No infra / Bicep / Celery task body changes.

Validation

  • uv run pytest -q api/tests/test_aks_recent_failed_provisions.py api/tests/test_aks_cancel_provision.py api/tests/test_aks_availability.py api/tests/test_azure_provision_aks.py api/tests/test_azure_tasks.py27 passed (4 new + 23 existing).
  • uv run ruff check api/routes/aks/ api/services/aks_availability.py api/tests/test_aks_cancel_provision.py api/tests/test_aks_recent_failed_provisions.py — All checks passed.
  • cd web && npx vitest run src/components/cards/ClusterCard/9 passed (classifier + lastFailedProvision; no new tests for R-2/R-3 because storage-event behaviour is verified end-to-end and extraPortalUrl is a passthrough render).
  • cd web && npm run build — built in 6.43 s, no TypeScript errors.
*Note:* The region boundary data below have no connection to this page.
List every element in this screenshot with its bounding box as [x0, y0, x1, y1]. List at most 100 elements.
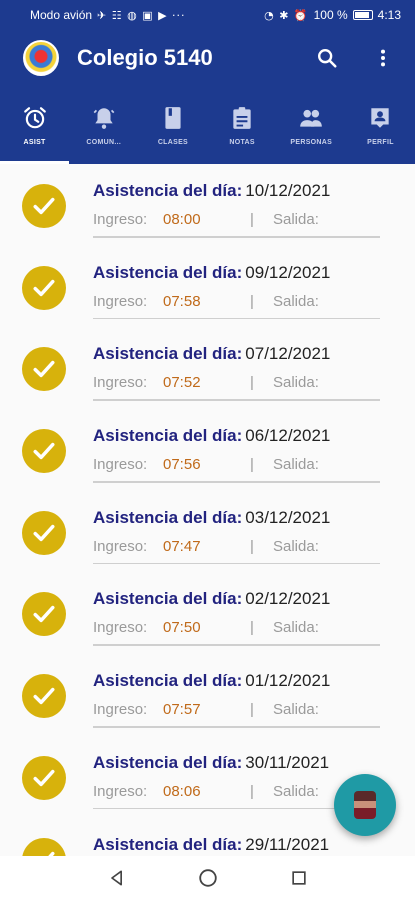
tab-asist[interactable]: ASIST — [0, 86, 70, 164]
attendance-date: 07/12/2021 — [245, 344, 331, 364]
check-circle-icon — [22, 265, 66, 310]
attendance-date: 30/11/2021 — [245, 752, 330, 772]
in-label: Ingreso: — [93, 211, 148, 228]
profile-icon — [371, 107, 390, 128]
attendance-date: 03/12/2021 — [245, 507, 331, 527]
divider — [93, 399, 380, 401]
attendance-label: Asistencia del día: — [93, 344, 243, 364]
out-label: Salida: — [273, 537, 319, 555]
in-label: Ingreso: — [93, 292, 148, 310]
tab-personas[interactable]: PERSONAS — [277, 86, 346, 164]
list-item[interactable]: Asistencia del día: 06/12/2021 Ingreso: 07… — [0, 409, 415, 491]
check-circle-icon — [22, 184, 66, 228]
separator: | — [250, 211, 254, 228]
out-label: Salida: — [273, 456, 319, 474]
attendance-list[interactable]: Asistencia del día: 10/12/2021 Ingreso: 08… — [0, 164, 415, 856]
app-bar: Colegio 5140 — [0, 30, 415, 86]
tab-label: CLASES — [157, 138, 189, 146]
check-circle-icon — [22, 674, 66, 719]
battery-icon — [352, 10, 373, 20]
book-icon — [165, 106, 181, 129]
divider — [93, 726, 380, 728]
attendance-date: 06/12/2021 — [245, 426, 331, 446]
in-time: 08:06 — [163, 782, 201, 800]
status-icons: ✈ ☷ ◍ ▣ ▶ ··· — [97, 8, 186, 22]
in-label: Ingreso: — [93, 537, 148, 555]
recents-icon[interactable] — [289, 868, 309, 888]
in-time: 08:00 — [163, 211, 201, 228]
tab-label: NOTAS — [229, 138, 255, 146]
attendance-date: 01/12/2021 — [245, 671, 331, 691]
user-photo-avatar — [354, 791, 376, 819]
list-item[interactable]: Asistencia del día: 02/12/2021 Ingreso: 07… — [0, 572, 415, 654]
check-circle-icon — [22, 429, 66, 474]
tab-notas[interactable]: NOTAS — [208, 86, 277, 164]
system-nav-bar — [0, 856, 415, 900]
separator: | — [250, 292, 254, 310]
divider — [93, 481, 380, 483]
separator: | — [250, 537, 254, 555]
separator: | — [250, 701, 254, 719]
in-label: Ingreso: — [93, 619, 148, 637]
attendance-date: 09/12/2021 — [245, 262, 331, 282]
separator: | — [250, 374, 254, 392]
attendance-date: 29/11/2021 — [245, 834, 330, 854]
attendance-label: Asistencia del día: — [93, 181, 243, 200]
separator: | — [250, 619, 254, 637]
bell-icon — [93, 107, 115, 129]
more-vert-icon[interactable] — [369, 44, 397, 72]
list-item[interactable]: Asistencia del día: 07/12/2021 Ingreso: 07… — [0, 327, 415, 409]
check-circle-icon — [22, 755, 66, 800]
system-icons: ◔ ✱ ⏰ — [264, 8, 309, 22]
divider — [93, 562, 380, 565]
in-label: Ingreso: — [93, 374, 148, 392]
in-time: 07:58 — [163, 292, 201, 310]
separator: | — [250, 782, 254, 800]
out-label: Salida: — [273, 374, 319, 392]
list-item[interactable]: Asistencia del día: 03/12/2021 Ingreso: 07… — [0, 491, 415, 573]
attendance-label: Asistencia del día: — [93, 671, 243, 691]
clock-text: 4:13 — [377, 8, 401, 22]
tab-clases[interactable]: CLASES — [138, 86, 207, 164]
back-icon[interactable] — [107, 868, 127, 888]
divider — [93, 644, 380, 646]
search-icon[interactable] — [313, 44, 341, 72]
tab-bar: ASIST COMUN... CLASES NOTAS PERSONAS PER… — [0, 86, 415, 164]
tab-perfil[interactable]: PERFIL — [346, 86, 415, 164]
in-time: 07:57 — [163, 701, 201, 719]
attendance-label: Asistencia del día: — [93, 426, 243, 446]
attendance-label: Asistencia del día: — [93, 834, 243, 854]
in-time: 07:50 — [163, 619, 201, 637]
profile-fab-button[interactable] — [334, 774, 396, 836]
out-label: Salida: — [273, 292, 319, 310]
attendance-label: Asistencia del día: — [93, 752, 243, 772]
separator: | — [250, 456, 254, 474]
out-label: Salida: — [273, 782, 319, 800]
school-logo — [23, 40, 59, 76]
check-circle-icon — [22, 837, 66, 856]
list-item[interactable]: Asistencia del día: 01/12/2021 Ingreso: 07… — [0, 654, 415, 736]
out-label: Salida: — [273, 211, 319, 228]
divider — [93, 236, 380, 238]
divider — [93, 317, 380, 320]
attendance-label: Asistencia del día: — [93, 262, 243, 282]
attendance-label: Asistencia del día: — [93, 589, 243, 609]
list-item[interactable]: Asistencia del día: 10/12/2021 Ingreso: 08… — [0, 164, 415, 246]
out-label: Salida: — [273, 701, 319, 719]
check-circle-icon — [22, 592, 66, 637]
in-time: 07:47 — [163, 537, 201, 555]
tab-label: ASIST — [23, 138, 46, 146]
attendance-date: 10/12/2021 — [245, 181, 331, 200]
carrier-text: Modo avión — [30, 8, 93, 22]
home-icon[interactable] — [197, 867, 219, 889]
app-title: Colegio 5140 — [77, 45, 213, 70]
list-item[interactable]: Asistencia del día: 09/12/2021 Ingreso: 07… — [0, 246, 415, 328]
status-bar: Modo avión ✈ ☷ ◍ ▣ ▶ ··· ◔ ✱ ⏰ 100 % 4:1… — [0, 0, 415, 30]
in-label: Ingreso: — [93, 782, 148, 800]
check-circle-icon — [22, 347, 66, 392]
tab-comunicados[interactable]: COMUN... — [69, 86, 138, 164]
clipboard-icon — [233, 106, 251, 129]
in-label: Ingreso: — [93, 456, 148, 474]
in-time: 07:56 — [163, 456, 201, 474]
people-icon — [300, 109, 323, 127]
Manual scenario coverage (all on a real AKS provision attempt): - Reload survives (R-1): trigger a quota failure → reload tab → banner appears within ~1 s (instant from localStorage, refined from server when fetch resolves). - Cross-browser (R-1): trigger failure on laptop → open dashboard on a different browser as the same user → banner appears (server source). - Cross-tab live update (R-2): trigger failure in Tab A → Tab B shows the banner without refresh; click Dismiss in Tab A → Tab B banner disappears. - Cancel-with-partial (R-3): hit Create with valid SKU → wait until cluster_state="Creating" becomes visible (10-30 s) → click Stop → error card has both the "cancelled" headline and a warning- colored Open cluster in Azure portal button.

Notes on the remaining edge cases

  • Race between localStorage and server hydration: handled by the freshness comparison (if (!fromLocal || serverWhen > fromLocal.when)).
  • Server fetch fails: degraded=true returned with empty jobs; banner falls back to localStorage silently. No user-visible error.
  • JobState row creation fails: provision route still enqueues the task; recent-failures route just won't see this row (no banner on reload), but the live in-browser error card path is unaffected.
  • storage event quirks: fires only on other tabs, not the originating one — the originating tab already has the new state in React, so no synchronization loop.